Collins, who won a surprising landslide victory in the heavily Democratic county in 2007, would make a great candidate, they say.

"He recently came to see me, and I came away sure he was interested in running for governor," former U.S. Sen. Alfonse D'Amato told The Post.

"I think he'd be a very formidable candidate."

Chris collins A few questions from me:

Isn't this a bit premature?

I mean, Collins has been in office for only 17 months. How will his search for greener pastures so soon after taking office play with the locals? Didn't he run saying Erie County needed a chief executive, not a chief politician?

Considering his short tenure, he hasn't had the time to accomplish anything that would demonstrate his qualifications to serve as the state's CEO. That's no knock against him, but a reflection of the fact he's been in office less than a year-and-a-half, with no prior government experience.

Is the GOP really interested in Collins or already desperate for a candidate in the event Rudy Giuliani decides not to run?

Think of it: When the last time the party ran an upstater at the top of the ticket? 

Would a Collins run be much more than a vanity candidacy?

Given the state of the state GOP, its candidate faces a long, hard slog, unless Paterson somehow survives to top the ticket. And if  Paterson is the guy, Giuliani is regarded as the likely opponent.

Collins vs. Cuomo? Gee, I'd like to see the Vegas odds on that one. I'm not sure Collins even carries Erie County.

Warming up the skillet for some fried Pigeon - and Golisano?

I'm not going to accuse the state Board of Elections of being aggressive when it comes to the shenanigans of Tom Golisano and Steve Pigeon, but they're starting to make some noise, even if right now it's just a squeak.

A $560 fine against their anti-Sam Hoyt front group, Mothers and Fathers Demanding Answers, for failing to file one of four delinquent campaign disclosure reports is a start. A board spokesman said they'll try again to serve papers on the organization in an effort to force compliance or obtain more judgments.

"It looks like they're 0 for 4," said spokesman John Conklin.

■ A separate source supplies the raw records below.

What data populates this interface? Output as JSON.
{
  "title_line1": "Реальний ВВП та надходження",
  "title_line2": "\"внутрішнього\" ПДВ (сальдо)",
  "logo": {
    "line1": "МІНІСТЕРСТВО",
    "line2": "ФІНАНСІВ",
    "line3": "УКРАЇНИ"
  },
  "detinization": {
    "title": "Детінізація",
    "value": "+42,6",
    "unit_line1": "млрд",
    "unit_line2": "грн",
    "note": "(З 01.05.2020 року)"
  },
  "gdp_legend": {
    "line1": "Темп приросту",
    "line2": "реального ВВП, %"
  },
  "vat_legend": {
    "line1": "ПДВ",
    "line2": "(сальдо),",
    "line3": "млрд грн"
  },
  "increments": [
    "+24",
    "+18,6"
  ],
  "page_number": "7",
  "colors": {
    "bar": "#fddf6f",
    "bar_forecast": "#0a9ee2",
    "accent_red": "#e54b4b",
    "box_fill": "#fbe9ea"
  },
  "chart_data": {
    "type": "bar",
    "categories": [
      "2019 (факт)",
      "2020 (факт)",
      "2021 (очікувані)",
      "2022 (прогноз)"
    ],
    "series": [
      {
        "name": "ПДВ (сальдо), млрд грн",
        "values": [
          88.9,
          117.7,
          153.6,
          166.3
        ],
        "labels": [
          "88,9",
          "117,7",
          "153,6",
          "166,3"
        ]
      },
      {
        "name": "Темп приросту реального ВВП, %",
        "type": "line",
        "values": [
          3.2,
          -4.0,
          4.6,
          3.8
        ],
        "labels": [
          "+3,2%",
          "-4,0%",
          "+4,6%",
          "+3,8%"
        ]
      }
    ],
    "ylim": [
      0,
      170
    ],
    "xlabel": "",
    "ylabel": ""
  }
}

Golisano and pigeon A $500 fine is chump change to the billionaire from Rochester -- news flash, he's moving the Florida to avoid taxes here -- and he's probably insulated himself from being responsible for paying the fine. That's what front groups are for.

But there is certainly an embarrassment factor.

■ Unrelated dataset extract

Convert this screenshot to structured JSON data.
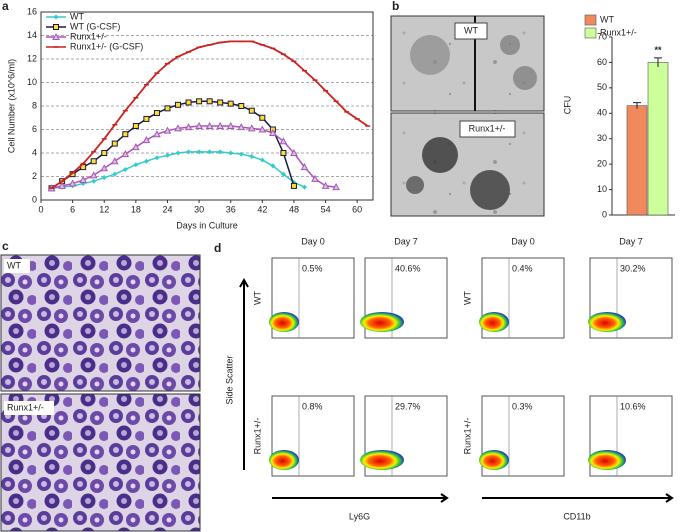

Moreover, there are signs that the Board of Elections is taking a serious look at allegations filed by, among others, the Erie County Board of Elections, that Responsible New York committed felony violations of state election law by pouring oodles of cash into the campaigns of several candidates for the state Legislature.

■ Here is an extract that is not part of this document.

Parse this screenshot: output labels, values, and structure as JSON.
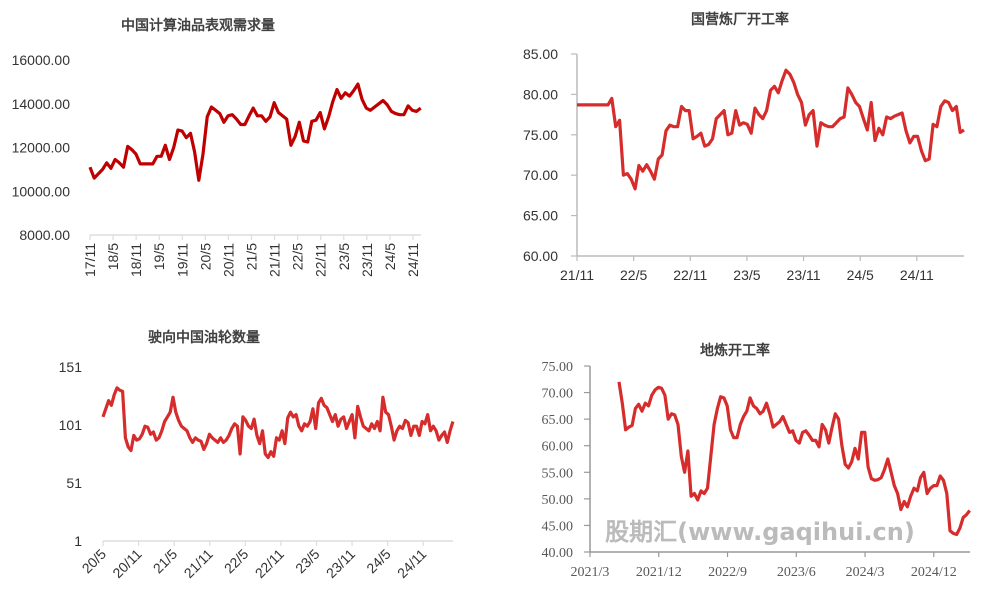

As an independent committee, Responsible New York could do that, provided it maintained an arms-length relationship with the campaigns it contributed to. But the allegation is that there was a lot of coordination going on. Felony kind of stuff.

And from the folks I'm talking to, those allegations may be gaining traction.

Conklin, of the Board of Elections, would not comment on the status of two complaints filed last fall against Responsible New York by Jeremy Toth, a political associate of Hoyt, and Erie County Board of Elections Commissioners Dennis Ward and Ralph Mohr.

As an independent political committee, Responsible New York does not have to comply with contribution limits to candidates provided they do not coordinate activities with their campaigns. Toth and the local Board of Elections have charged Responsible New York coordinated activities with several candidates last year and thus violated the spending caps.

Ward said state Board of Election investigators have contacted him and Mohr "several times. It appears from what they've said that they're conducting at least an informal investigation."

So maybe Conklin, the board spokesman, wasn't being altogether flip the other day when he explained that one reason why the board wasn't pressing Brian Davis was because they have "bigger fish to fry."

Meanwhile, the Erie County Board of Elections is continuing its own investigation, which predates the allegations lodged against Responsible New York, into the financial activities of several campaign committees operated by Pigeon.